The Pentagon has revealed that seven of the Colombian ex-soldiers accused of helping kill Haitian President Jovenel Moise received training from the US while in Colombian military service, including at an elite US Army program whose alumni are infamous for carrying out coups across Latin America.
“Thus far, we’ve identified seven individuals who were former members of the Colombian military that had received some sort of … U.S. funded and provided education and training,” US Department of Defense spokesperson John Kirby told reporters on Thursday.
The training included military leadership and professional development training, emergency medical training, helicopter maintenance, and seminars on counter-narcotics and counterterrorism tactics, according to an anonymous US official who spoke with Voice of America.
Kirby stressed that they “got nothing certainly related, at all, or that one could extrapolate, as leading to or encouraging of what happened in Haiti.”
However, Pentagon officials told Voice of America that some also took courses at the Western Hemisphere Institute for Security Cooperation (WHINSEC) at Fort Benning, Georgia. The institute is better known by its former name, the US Army School of the Americas.
Washington has used the school for decades to give right-wing militia or military forces specialized training for fighting communist and socialist groups across Latin America, and graduates of the program have been implicated in some of the bloodiest civil wars and coups in the region, including in El Salvador, Nicaragua, Peru, Argentina and Colombia, the generals who led the 2009 coup against Honduran President Manuel Zelaya; many of the ringleaders of the 2019 coup against Bolivian President Evo Morales; and the genocide of Mayans in Guatemala.
“I know of no plans right now as a result of what happened in Haiti for us to reconsider or to change this very valuable, ethical leadership training that we continue to provide to partners in the Western Hemisphere and to partners around the world,” Kirby said on Thursday.
WHINSEC Commandant Colonel John Dee Suggs recently told VOA that the school had reformed and was “not shooting anybody. We’re not teaching anybody to … go into a house and take these folks down.”
“We will only train people who have the same human rights values that we have, who have the same democratic values that we have,” Suggs told the US state-owned outlet. Another official added that all WHINSEC courses include human rights and ethics training.
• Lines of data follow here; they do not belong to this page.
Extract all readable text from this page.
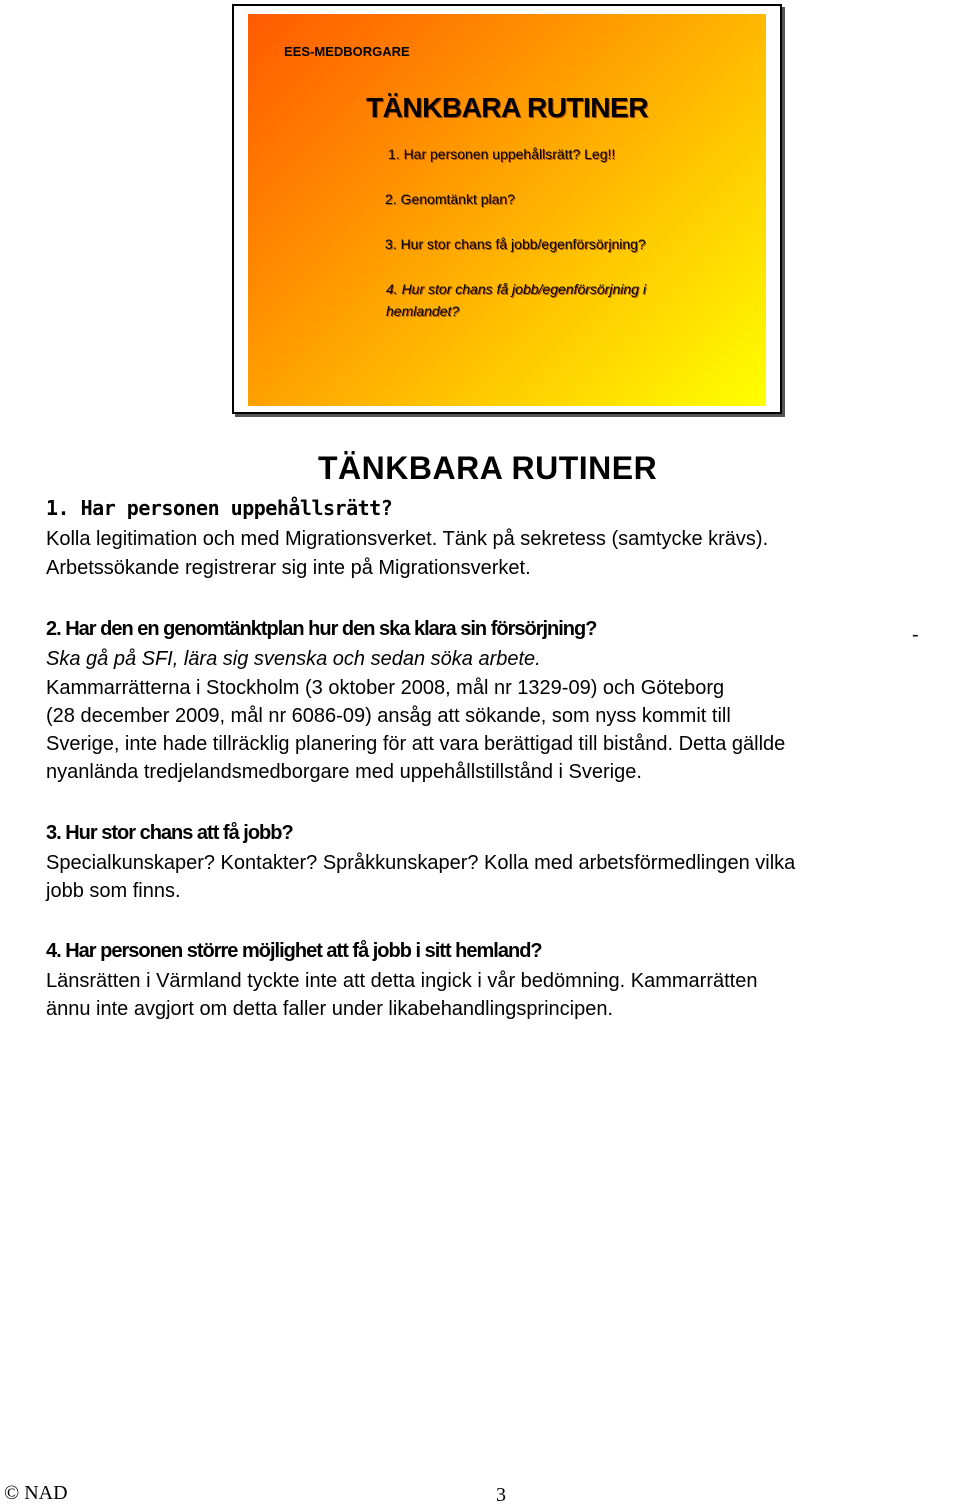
EES-MEDBORGARE
TÄNKBARA RUTINER
1. Har personen uppehållsrätt? Leg!!
2. Genomtänkt plan?
3. Hur stor chans få jobb/egenförsörjning?
4. Hur stor chans få jobb/egenförsörjning i
hemlandet?
TÄNKBARA RUTINER
1. Har personen uppehållsrätt?
Kolla legitimation och med Migrationsverket. Tänk på sekretess (samtycke krävs).
Arbetssökande registrerar sig inte på Migrationsverket.
2. Har den en genomtänktplan hur den ska klara sin försörjning?	-
Ska gå på SFI, lära sig svenska och sedan söka arbete.
Kammarrätterna i Stockholm (3 oktober 2008, mål nr 1329-09) och Göteborg
(28 december 2009, mål nr 6086-09) ansåg att sökande, som nyss kommit till
Sverige, inte hade tillräcklig planering för att vara berättigad till bistånd. Detta gällde
nyanlända tredjelandsmedborgare med uppehållstillstånd i Sverige.
3. Hur stor chans att få jobb?
Specialkunskaper? Kontakter? Språkkunskaper? Kolla med arbetsförmedlingen vilka
jobb som finns.
4. Har personen större möjlighet att få jobb i sitt hemland?
Länsrätten i Värmland tyckte inte att detta ingick i vår bedömning. Kammarrätten
ännu inte avgjort om detta faller under likabehandlingsprincipen.
© NAD	3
However, the same claims have been made about other US military training programs as well, such as those performed by US Africa Command across Africa. As Sputnik reported, troops trained by AFRICOM are responsible for seven successful coups d’etat on the continent in the 13 years since the command was formed.
In Haiti, police have arrested 18 Colombians and two Americans in connection with the July 7 murder of Moise and wounding of his wife, Martine, in their home outside Port-au-Prince. Police said as many as 28 had taken part in the commando raid, but the rest had been killed in shootouts with police. Colombian military officials have confirmed 17 of the Colombians are ex-military, having all left the service in the last couple of years.
The US has worked especially closely with Colombia since the early 20th century, training military and police to crush peasant uprisings and workers’ strikes like those by the US-owned United Fruit company in the 1920s and 30s, or the more recent communist insurgencies the US has claimed are also drivers of the drug trade. More recently, the US has used Colombia as a base from which to infiltrate Venezuela, including American mercenaries like Silvercorp, which aimed to kidnap and extradite Venezuelan President Nicolas Maduro in May 2020.
Venezuelan National Assembly speaker Jorge Rodriguez has noted that CTU Security, the firm contracted to hire the hit squad that killed Moise, was also behind the 2018 assassination attempt on Maduro and was part of the 2020 operation with Silvercorp as well.
Gen. Eduardo Zapateiro, head of the Colombian Army, told Reuters recently that Colombian soldiers are often recruited as mercenaries after their obligatory service is completed “because of all their experience.”
“It’s a shame because we train them for other things,” he added.
However, that training has also been blamed for the deadly police violence used against protesters on Colombia’s streets earlier this year, in which as many as 42 people may have been killed and hundreds wounded.
Of the two Americans arrested, one formerly worked with the US Drug Enforcement Agency (DEA), a paramilitarized federal police agency that works extensively in Colombia. When the commando approached Moise’s house on the night of the murder, they introduced themselves as DEA agents on a raid to convince his guards to stand down.